Factory activity in Japan and China contracted in June in continued worries for the largest economies in Asia.
The HSBC flash China manufacturing purchasing managers' index (PMI) improved to 49.6 in June from 49.2 in May. A reading below 50 indicates contraction in the sector.
New orders reversed from a declining course, and new export orders fell at a much slower pace in June.
However, employment at manufacturing firms declined at the fastest pace in over six years. In addition, output prices declined at a faster rate.
"On the one hand, the sector shows signs of improvement as output stabilised amid a slight pick-up in total new work, while purchasing activity also rose slightly over the month. On the other hand, manufacturers continued to cut their staff numbers, with the latest reduction the sharpest in over six years," said Annabel Fiddes, economist at Markit, which compiled the survey.

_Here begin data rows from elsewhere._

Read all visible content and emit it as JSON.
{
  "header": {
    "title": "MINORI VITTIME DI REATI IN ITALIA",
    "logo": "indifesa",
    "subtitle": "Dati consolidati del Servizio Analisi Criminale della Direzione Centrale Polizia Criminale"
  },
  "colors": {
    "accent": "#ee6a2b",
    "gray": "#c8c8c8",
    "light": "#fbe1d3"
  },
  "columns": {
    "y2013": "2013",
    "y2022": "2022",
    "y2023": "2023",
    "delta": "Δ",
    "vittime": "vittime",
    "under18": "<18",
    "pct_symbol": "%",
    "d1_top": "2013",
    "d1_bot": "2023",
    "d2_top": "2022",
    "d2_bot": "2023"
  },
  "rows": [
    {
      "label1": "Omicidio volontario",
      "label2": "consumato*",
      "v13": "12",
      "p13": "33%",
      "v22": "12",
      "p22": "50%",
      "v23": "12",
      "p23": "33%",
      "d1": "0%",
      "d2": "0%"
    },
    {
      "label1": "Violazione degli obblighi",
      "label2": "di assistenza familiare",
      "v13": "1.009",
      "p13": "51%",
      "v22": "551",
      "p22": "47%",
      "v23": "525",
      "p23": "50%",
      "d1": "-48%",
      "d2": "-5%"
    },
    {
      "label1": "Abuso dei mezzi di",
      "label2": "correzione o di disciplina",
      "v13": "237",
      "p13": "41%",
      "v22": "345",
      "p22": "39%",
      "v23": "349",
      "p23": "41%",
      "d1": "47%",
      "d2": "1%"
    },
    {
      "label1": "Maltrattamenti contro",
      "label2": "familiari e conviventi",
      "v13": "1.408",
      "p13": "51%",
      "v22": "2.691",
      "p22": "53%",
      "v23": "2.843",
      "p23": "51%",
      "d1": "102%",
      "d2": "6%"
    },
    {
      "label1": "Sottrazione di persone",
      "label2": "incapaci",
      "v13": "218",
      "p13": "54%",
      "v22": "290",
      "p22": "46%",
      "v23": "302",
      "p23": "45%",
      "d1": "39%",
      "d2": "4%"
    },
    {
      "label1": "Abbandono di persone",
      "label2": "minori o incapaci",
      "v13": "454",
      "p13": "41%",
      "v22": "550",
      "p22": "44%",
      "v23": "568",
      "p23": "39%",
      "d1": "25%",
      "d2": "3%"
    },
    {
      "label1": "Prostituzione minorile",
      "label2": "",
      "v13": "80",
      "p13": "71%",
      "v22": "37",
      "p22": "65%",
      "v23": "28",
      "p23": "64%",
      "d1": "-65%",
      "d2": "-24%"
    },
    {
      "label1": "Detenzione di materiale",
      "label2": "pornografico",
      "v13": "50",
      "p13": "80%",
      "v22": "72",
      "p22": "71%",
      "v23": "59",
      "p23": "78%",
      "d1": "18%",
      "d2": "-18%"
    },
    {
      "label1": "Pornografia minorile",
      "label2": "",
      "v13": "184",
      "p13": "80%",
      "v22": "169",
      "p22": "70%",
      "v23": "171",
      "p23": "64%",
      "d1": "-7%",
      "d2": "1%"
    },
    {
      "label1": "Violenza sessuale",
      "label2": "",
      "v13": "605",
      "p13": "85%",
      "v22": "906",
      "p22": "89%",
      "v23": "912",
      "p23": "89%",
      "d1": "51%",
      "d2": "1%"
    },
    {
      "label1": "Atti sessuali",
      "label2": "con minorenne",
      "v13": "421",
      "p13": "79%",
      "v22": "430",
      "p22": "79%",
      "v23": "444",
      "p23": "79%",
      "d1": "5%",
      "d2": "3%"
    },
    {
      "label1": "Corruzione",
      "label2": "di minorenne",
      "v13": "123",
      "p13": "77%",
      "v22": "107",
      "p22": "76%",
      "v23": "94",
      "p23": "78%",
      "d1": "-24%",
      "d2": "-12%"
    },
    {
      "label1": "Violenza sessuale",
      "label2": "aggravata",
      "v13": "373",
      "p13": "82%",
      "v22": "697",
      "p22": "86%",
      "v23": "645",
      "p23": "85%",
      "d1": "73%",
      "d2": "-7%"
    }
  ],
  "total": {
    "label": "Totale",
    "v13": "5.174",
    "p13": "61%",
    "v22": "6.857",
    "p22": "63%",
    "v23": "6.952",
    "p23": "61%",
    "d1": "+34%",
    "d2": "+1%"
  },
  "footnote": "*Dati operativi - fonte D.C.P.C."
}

"This suggests that companies have relatively muted growth expectations as demand conditions both at home and abroad remain relatively subdued."
"The data add to evidence that the sector has lost growth momentum in Q2 as a whole, and suggests that the authorities may step up their efforts to stimulate growth and job creation in the second half of the year."
Meanwhile, the flash Japan PMI plunged to 49.9 in June from 50.9 in May, as domestic demand declined significantly.
"Latest data signalled negligible deterioration in operating conditions at Japanese manufacturers. Production growth slowed to a fractional pace, while new orders contracted for the third time this year so far. Subsequently, employment growth was subdued, while buying activity declined," said Amy Brownbill, economist at Markit.
"Meanwhile, reports of a favourable exchange rate and an increase in foreign demand led to a further rise in new export orders in June. Moreover, the latest expansion was the second-fastest since January and quicker than the series average."